Tulisan ini diikutkan dalam
Giveaway #TentangHujan
Cokelat panasku sudah tak lagi beruap.
Dan aku mulai bosan menunggu hujan berhenti untuk mengijinkan aku keluar dari café
ini untuk pulang. Cukup kemarin saja aku melawannya dan berakhir masuk angin.
“Lho, kamu belum pulang?”
Kang Yanto pemilik café ini cukup mengenalku karena setelah kuliah aku selalu
mampir ke tempatnya.
“Belum, kang. Hujan gini,
aku nggak bawa payung lagi!” gerutuku sambil meraih gelas cokelatku yang ternyata benar-benar sudah
dingin. “Beberapa hari ini aku kesel sama hujan, Kang! Kalau nggak bikin aku
masuk angin, dia bikin aku telat pulang.”
Kang Yanto duduk di
depanku. “Al, hujan itu barokah, rezeki, nikmat dari Tuhan. La kok kamu benci. Piye, to!” senyumnya menyembul tulus
untukku.
“Bukan benci, Kang. Cuma
sebel!”
“Yo, sama aja, to!” dia
tertawa. “Al, jangan benci sama hujan. Nanti kamu bisa jatuh cinta gara-gara dia.”
“Idih, Kang Yanto ini sok
melankolis.” Aku malah menertawainya.
“Ya, lihaten sendiri aja kalo gitu!” Dia beranjak dari duduknya. “Itu di
pojokan ada payung, bawa saja. Tapi, besok dibalikin, soalnya itu payung dari
cewek cinta pertama akang!”
“Oke!” Aku segera
beringsung sambil memberesi barang-barangku di atas meja.
Saat aku melangkah keluar
café, dan berusaha membuka payung, Kang Yanto berseru. “Al!” kuputar tubuhku
menatap dirinya. “Akang ketemu cinta akang gara-gara hujan dan saksinya payung itu!” teriaknya. “Semoga
payung itu jadi saksi saat kamu ketemu sama cinta kamu juga!”
Kali ini tubuhku bergetar
karena tawaku yang berderai. Ada-ada saja Kang Yanto ini, masak gara-gara hujan saja aku ketemu cinta aku, sih?!
Tiba-tiba tawaku berhenti. Cinta. Sejak kapan
aku melupakannya? Sejak kapan aku tak lagi peduli pada bayangannya? Apakah
waktu benar-benar menghapusnya dari benakku? Atau dia
memberiku jeda sejenak dan kembali menghantuiku lagi saat aku mengingatnya?
Tanpa aku sadari, aku
sudah berada di halte seberang jalan. Aduh, ceroboh sekali aku menyebrang dengan
konsentrasi lari kesana kemari. Untung aku nggak ketabrak truk.
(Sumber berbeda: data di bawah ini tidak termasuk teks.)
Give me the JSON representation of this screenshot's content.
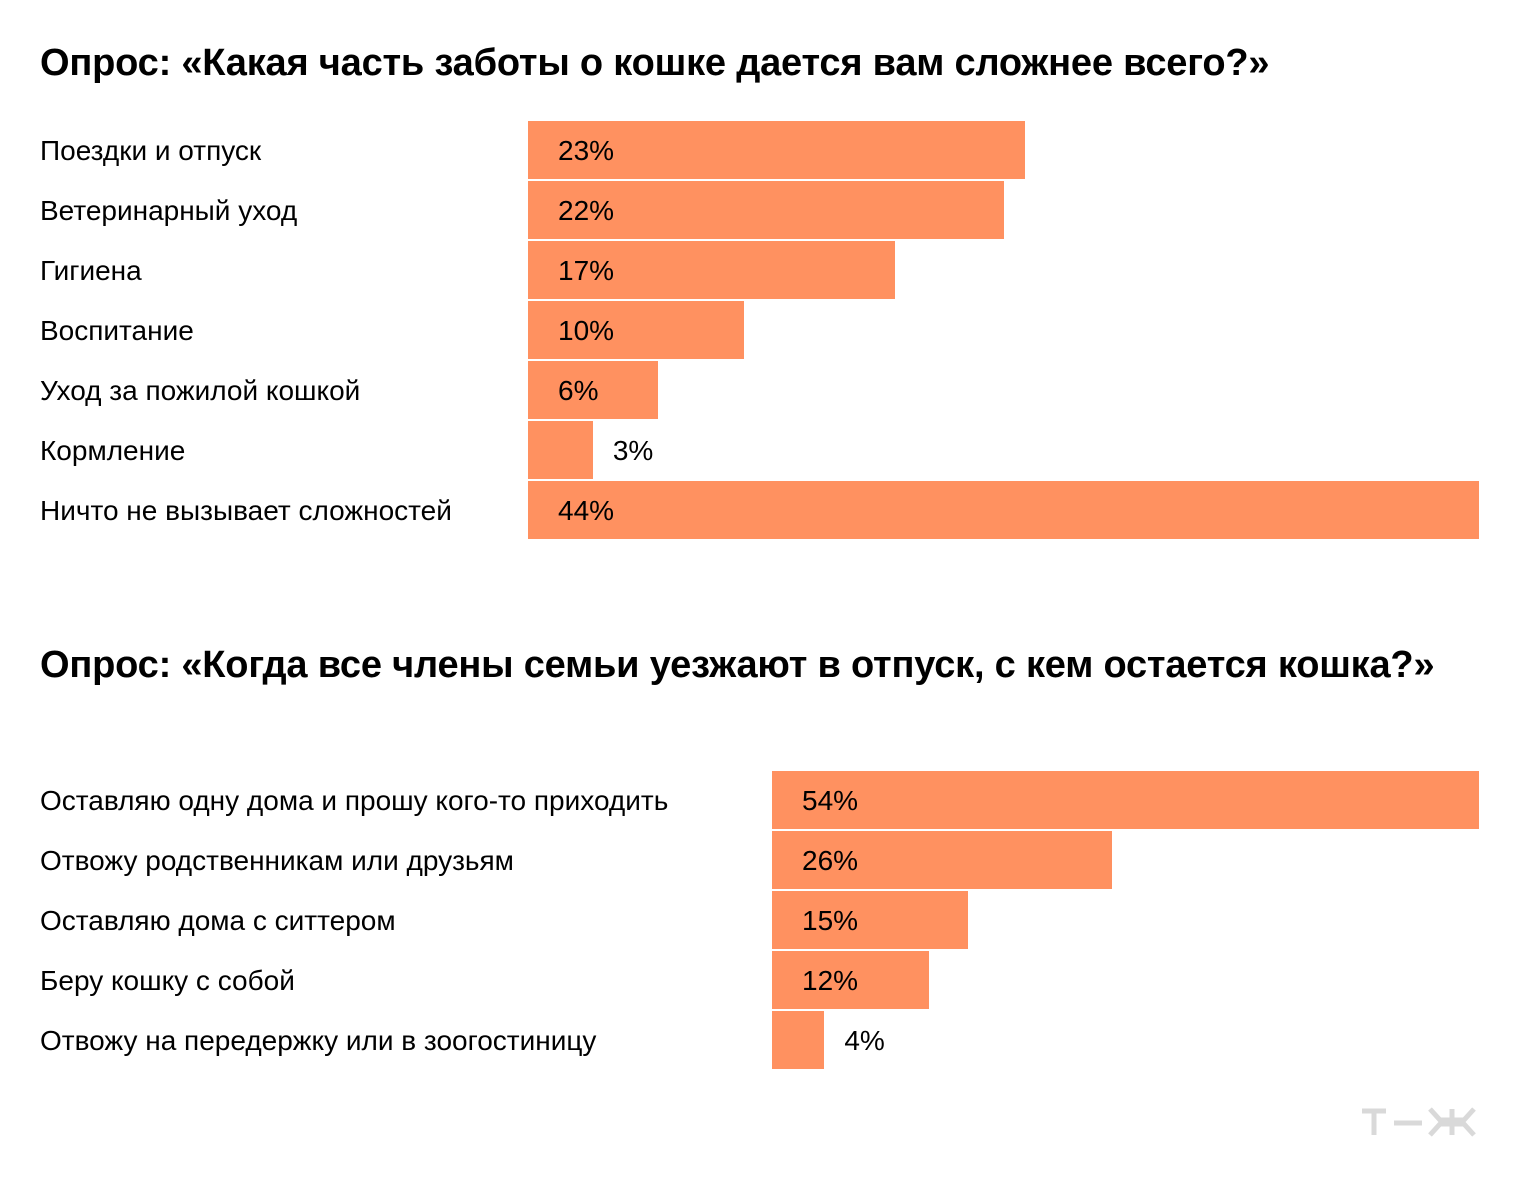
{
  "chart_data": [
    {
      "type": "bar",
      "orientation": "horizontal",
      "title": "Опрос: «Какая часть заботы о кошке дается вам сложнее всего?»",
      "categories": [
        "Поездки и отпуск",
        "Ветеринарный уход",
        "Гигиена",
        "Воспитание",
        "Уход за пожилой кошкой",
        "Кормление",
        "Ничто не вызывает сложностей"
      ],
      "values": [
        23,
        22,
        17,
        10,
        6,
        3,
        44
      ],
      "value_labels": [
        "23%",
        "22%",
        "17%",
        "10%",
        "6%",
        "3%",
        "44%"
      ],
      "unit": "%",
      "xlim": [
        0,
        44
      ],
      "color": "#ff9160"
    },
    {
      "type": "bar",
      "orientation": "horizontal",
      "title": "Опрос: «Когда все члены семьи уезжают в отпуск, с кем остается кошка?»",
      "categories": [
        "Оставляю одну дома и прошу кого-то приходить",
        "Отвожу родственникам или друзьям",
        "Оставляю дома с ситтером",
        "Беру кошку с собой",
        "Отвожу на передержку или в зоогостиницу"
      ],
      "values": [
        54,
        26,
        15,
        12,
        4
      ],
      "value_labels": [
        "54%",
        "26%",
        "15%",
        "12%",
        "4%"
      ],
      "unit": "%",
      "xlim": [
        0,
        54
      ],
      "color": "#ff9160"
    }
  ],
  "logo": {
    "icon": "tzh-logo-icon",
    "color": "#d9d9d9"
  }
}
Aku duduk bersama beberapa orang yang menunggu bus
untuk mengantar kami ke tempat paling nyaman di dunia, rumah. Belum sempat bus
datang, perhatian orang-orang teralihkan pada sebuah mobil yang berhenti di
dekat halte.
“Kenapa itu mobilnya?”
tanya seorang ibu berseragam guru di samping ku. “Apa macet, ya?” dia masih
meneruskan tanyanya yang entah ditujukan kepada siapa.
“Oh, ban depan mobilnya
bocor kayaknya.” Sahut pria berjas yang berdiri di sisi tiang penyangga halte.
“Waduh, kasihan benar!” Seorang bapak tampak tak tega saat
melihat pria pemilik mobil itu hujan-hujanan untuk mengganti ban mobilnya.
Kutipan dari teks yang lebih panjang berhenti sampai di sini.